LISA CAMERON AND CLAIRE ROUSAY “Vertices” (Personal Archives)


I’m so used to experimental percussion releases like this one to be abstract minimalist performances around a prepared kit where it’s struck very infrequently with suspect rhythm. Not that, of course, all drum music has to have “distinct rhythm” or anything, but let me be the first to say “Thank god” that Vertices has elements of a smashed jazz watermelon to the face. Does it have its abstract moments, it’s passages of experimentation? Well, yeah, that’s kind of what Lisa Cameron and claire rousay do – they experiment within their idiom. Does that mean I’m left high and dry on a pleasurable percussive experience? Not on your life – I’m in the splash zone.

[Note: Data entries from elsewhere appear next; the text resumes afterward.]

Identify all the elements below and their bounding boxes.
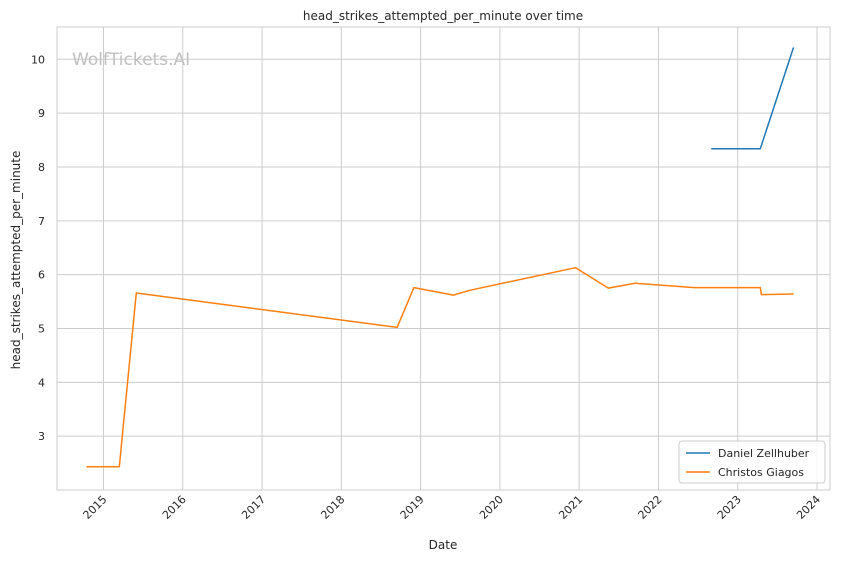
x-tick-label: 2022: [636, 493, 665, 522]
x-tick-label: 2020: [477, 493, 506, 522]
x-tick-label: 2017: [239, 493, 268, 522]
y-tick-label: 10: [31, 53, 45, 66]
y-tick-label: 8: [38, 161, 45, 174]
legend-label-christos-giagos: Christos Giagos: [718, 466, 804, 479]
legend: Daniel Zellhuber Christos Giagos: [678, 440, 826, 484]
legend-box: [678, 440, 826, 484]
chart-title: head_strikes_attempted_per_minute over t…: [303, 9, 583, 23]
y-tick-label: 6: [38, 269, 45, 282]
y-tick-label: 7: [38, 215, 45, 228]
x-tick-label: 2021: [556, 493, 585, 522]
y-tick-label: 9: [38, 107, 45, 120]
y-tick-label: 3: [38, 430, 45, 443]
legend-label-daniel-zellhuber: Daniel Zellhuber: [718, 447, 810, 460]
plot-area: [56, 26, 831, 491]
y-tick-label: 5: [38, 322, 45, 335]
series-line-daniel-zellhuber: [711, 47, 795, 150]
x-tick-label: 2016: [160, 493, 189, 522]
y-tick-label: 4: [38, 376, 45, 389]
series-lines: [86, 47, 795, 468]
x-axis-label: Date: [429, 538, 458, 552]
x-tick-label: 2018: [318, 493, 347, 522]
x-tick-label: 2019: [398, 493, 427, 522]
y-axis-label: head_strikes_attempted_per_minute: [9, 151, 23, 370]
x-tick-label: 2023: [715, 493, 744, 522]
watermark: WolfTickets.AI: [72, 50, 190, 70]
series-line-christos-giagos: [86, 266, 794, 468]
grid: [57, 27, 830, 490]
x-tick-label: 2015: [81, 493, 110, 522]
x-tick-label: 2024: [794, 493, 823, 522]
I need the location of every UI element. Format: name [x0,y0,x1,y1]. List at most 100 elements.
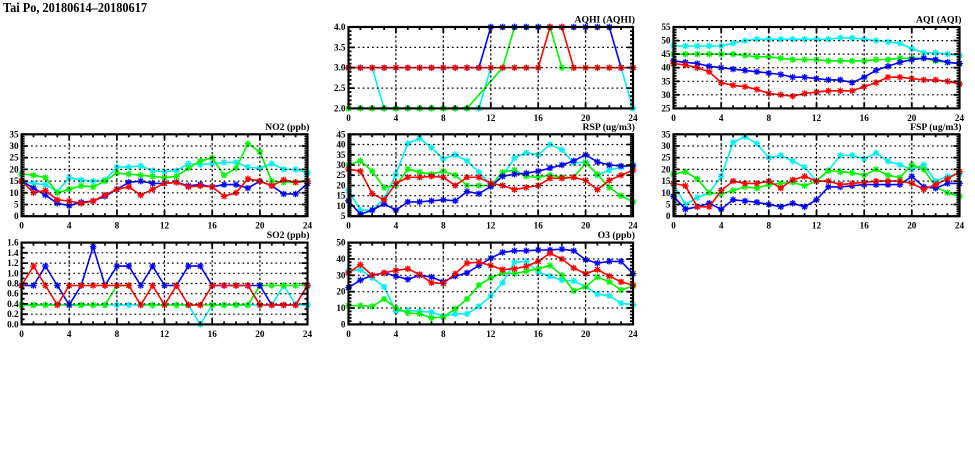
svg-text:16: 16 [534,329,544,339]
svg-text:12: 12 [160,221,170,231]
svg-text:16: 16 [208,329,218,339]
svg-text:0: 0 [671,113,676,123]
svg-text:5: 5 [341,211,346,221]
svg-text:24: 24 [628,221,638,231]
svg-text:16: 16 [534,221,544,231]
svg-text:1.6: 1.6 [7,238,19,248]
svg-text:50: 50 [336,238,346,248]
svg-text:0.4: 0.4 [7,299,19,309]
svg-text:8: 8 [441,113,446,123]
svg-text:20: 20 [907,221,917,231]
svg-text:4.0: 4.0 [334,22,346,32]
svg-text:4: 4 [394,113,399,123]
svg-text:8: 8 [115,221,120,231]
svg-text:20: 20 [581,113,591,123]
svg-text:1.0: 1.0 [7,268,19,278]
svg-text:35: 35 [336,150,346,160]
svg-text:12: 12 [812,113,822,123]
svg-text:24: 24 [303,221,313,231]
svg-text:24: 24 [628,329,638,339]
svg-text:0: 0 [666,211,671,221]
svg-text:30: 30 [661,90,671,100]
svg-text:45: 45 [336,129,346,139]
svg-text:AQHI (AQHI): AQHI (AQHI) [574,15,635,26]
svg-text:4: 4 [394,329,399,339]
svg-text:55: 55 [661,22,671,32]
svg-text:20: 20 [255,221,265,231]
svg-text:0.8: 0.8 [7,279,19,289]
svg-text:15: 15 [661,176,671,186]
svg-text:20: 20 [336,181,346,191]
svg-text:24: 24 [955,113,965,123]
svg-text:4: 4 [719,221,724,231]
svg-text:30: 30 [336,160,346,170]
svg-text:20: 20 [907,113,917,123]
svg-text:25: 25 [661,153,671,163]
svg-text:20: 20 [581,221,591,231]
svg-text:35: 35 [661,129,671,139]
svg-text:35: 35 [9,129,19,139]
svg-text:Tai Po, 20180614–20180617: Tai Po, 20180614–20180617 [3,1,147,16]
svg-text:0: 0 [14,211,19,221]
svg-text:NO2 (ppb): NO2 (ppb) [265,122,309,133]
svg-text:4: 4 [67,329,72,339]
svg-text:FSP (ug/m3): FSP (ug/m3) [910,122,961,133]
svg-text:15: 15 [336,191,346,201]
svg-text:0: 0 [19,329,24,339]
svg-text:3.0: 3.0 [334,63,346,73]
svg-text:4: 4 [67,221,72,231]
svg-text:12: 12 [486,221,496,231]
svg-text:AQI (AQI): AQI (AQI) [916,15,961,26]
svg-text:5: 5 [14,200,19,210]
svg-text:20: 20 [661,164,671,174]
svg-text:16: 16 [534,113,544,123]
svg-text:30: 30 [9,141,19,151]
svg-text:0: 0 [19,221,24,231]
svg-text:8: 8 [441,221,446,231]
svg-text:RSP (ug/m3): RSP (ug/m3) [583,122,635,133]
svg-text:12: 12 [486,113,496,123]
svg-text:0: 0 [671,221,676,231]
svg-text:10: 10 [336,201,346,211]
svg-text:25: 25 [9,153,19,163]
svg-text:12: 12 [486,329,496,339]
svg-text:45: 45 [661,49,671,59]
svg-text:0: 0 [346,329,351,339]
svg-text:25: 25 [336,170,346,180]
svg-text:16: 16 [860,113,870,123]
svg-text:8: 8 [441,329,446,339]
svg-text:1.2: 1.2 [7,258,19,268]
svg-text:20: 20 [336,287,346,297]
svg-text:1.4: 1.4 [7,248,19,258]
svg-text:24: 24 [628,113,638,123]
svg-text:0: 0 [346,113,351,123]
svg-text:40: 40 [661,63,671,73]
svg-text:O3 (ppb): O3 (ppb) [598,230,635,241]
svg-text:50: 50 [661,36,671,46]
svg-text:SO2 (ppb): SO2 (ppb) [267,230,310,241]
svg-text:30: 30 [661,141,671,151]
svg-text:20: 20 [581,329,591,339]
svg-text:12: 12 [160,329,170,339]
svg-text:25: 25 [661,103,671,113]
svg-text:12: 12 [812,221,822,231]
svg-text:24: 24 [955,221,965,231]
svg-text:16: 16 [860,221,870,231]
svg-text:0.6: 0.6 [7,289,19,299]
svg-text:10: 10 [9,188,19,198]
svg-text:40: 40 [336,140,346,150]
svg-text:0.2: 0.2 [7,309,19,319]
svg-text:0: 0 [346,221,351,231]
svg-text:20: 20 [9,164,19,174]
svg-text:8: 8 [115,329,120,339]
svg-text:8: 8 [767,113,772,123]
svg-text:3.5: 3.5 [334,42,346,52]
svg-text:8: 8 [767,221,772,231]
svg-text:24: 24 [303,329,313,339]
svg-text:5: 5 [666,200,671,210]
svg-text:15: 15 [9,176,19,186]
svg-text:40: 40 [336,254,346,264]
svg-text:4: 4 [719,113,724,123]
svg-text:10: 10 [336,303,346,313]
svg-text:20: 20 [255,329,265,339]
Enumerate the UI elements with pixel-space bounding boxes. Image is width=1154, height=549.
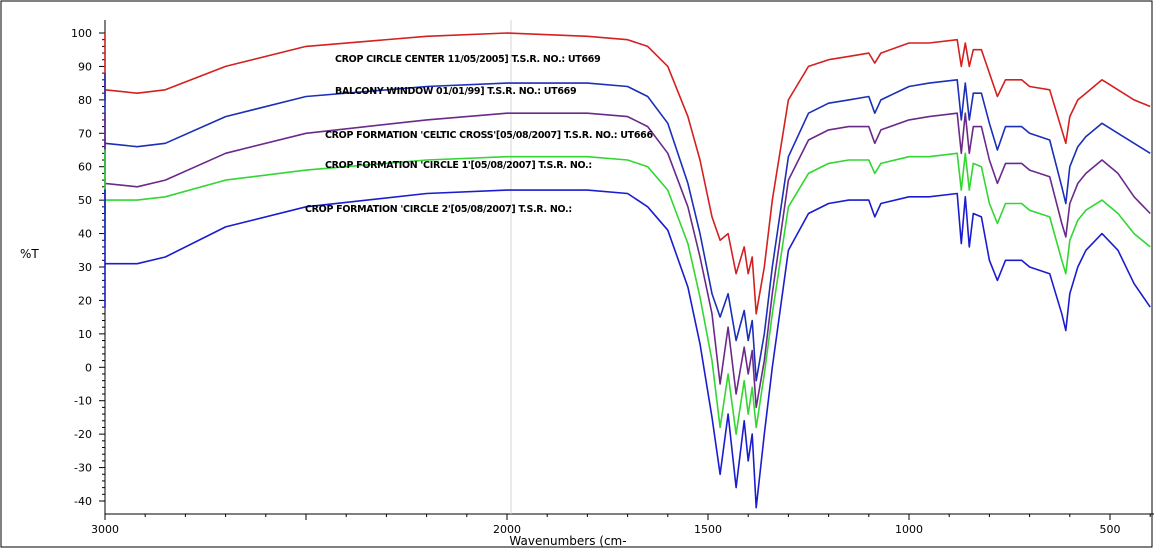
y-tick-label: 60 [78, 161, 92, 174]
series-layer [104, 32, 1151, 509]
series-line-1 [104, 32, 1151, 315]
series-line-2 [104, 73, 1151, 382]
series-label-3: CROP FORMATION 'CELTIC CROSS'[05/08/2007… [325, 130, 653, 141]
x-tick-label: 1000 [895, 523, 923, 536]
y-tick-label: 50 [78, 194, 92, 207]
series-label-5: CROP FORMATION 'CIRCLE 2'[05/08/2007] T.… [305, 204, 572, 215]
x-axis-title: Wavenumbers (cm- [509, 534, 626, 548]
series-label-2: BALCONY WINDOW 01/01/99] T.S.R. NO.: UT6… [335, 86, 576, 97]
series-line-3 [104, 112, 1151, 409]
y-tick-label: 80 [78, 94, 92, 107]
y-tick-label: 30 [78, 261, 92, 274]
y-tick-label: 90 [78, 60, 92, 73]
y-tick-label: -10 [74, 395, 92, 408]
series-line-4 [104, 149, 1151, 435]
y-axis-title: %T [20, 247, 39, 261]
x-tick-label: 2000 [493, 523, 521, 536]
x-tick-label: 500 [1100, 523, 1121, 536]
y-tick-label: 0 [85, 361, 92, 374]
y-tick-label: 10 [78, 328, 92, 341]
series-labels: CROP CIRCLE CENTER 11/05/2005] T.S.R. NO… [305, 54, 654, 215]
y-tick-label: -30 [74, 462, 92, 475]
series-label-1: CROP CIRCLE CENTER 11/05/2005] T.S.R. NO… [335, 54, 600, 65]
series-line-5 [104, 189, 1151, 509]
y-tick-label: 100 [71, 27, 92, 40]
y-tick-label: 40 [78, 228, 92, 241]
y-tick-label: 20 [78, 294, 92, 307]
y-tick-label: 70 [78, 127, 92, 140]
y-tick-label: -40 [74, 495, 92, 508]
x-tick-label: 1500 [694, 523, 722, 536]
series-label-4: CROP FORMATION 'CIRCLE 1'[05/08/2007] T.… [325, 160, 592, 171]
x-tick-label: 3000 [91, 523, 119, 536]
y-tick-label: -20 [74, 428, 92, 441]
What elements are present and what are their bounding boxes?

“Taut” is a weird intro, with what sounds like a metal string stretching maybe past its prime tensility to a point where it could be struck or rubbed to such a degree that the potential energy stored up in it is instantly audible. Over almost ten minutes there’s thwacks and runs, crisp reminders that we probably just heard a drum head being stretched, not a bloody guitar string. Anyway, ever listen to jazz drum solos and not wonder where the rest of the ensemble is? Get used to it with these two – they’re like they’re own group, and they have no use for any melodic accompaniment. Plus, the drum solos sound like a full band.

Get ready also for feedback of some sort – the centerpiece of Vertices is “Invitation,” an excursion in atmosphere. It seems impossible that Cameron and rousay can coax such subtlety from such instruments, but hey, such is the case. The duo rips some more jazz drums on the closer, “Spurn.” I think I may have peed a little in my euphoric state. I did not see that reaction coming. I’m not saying it was unpleasant or anything, it was just weird that I got to such a high degree of enjoyment and then – boop – pee.

I’ll go back and edit that out later.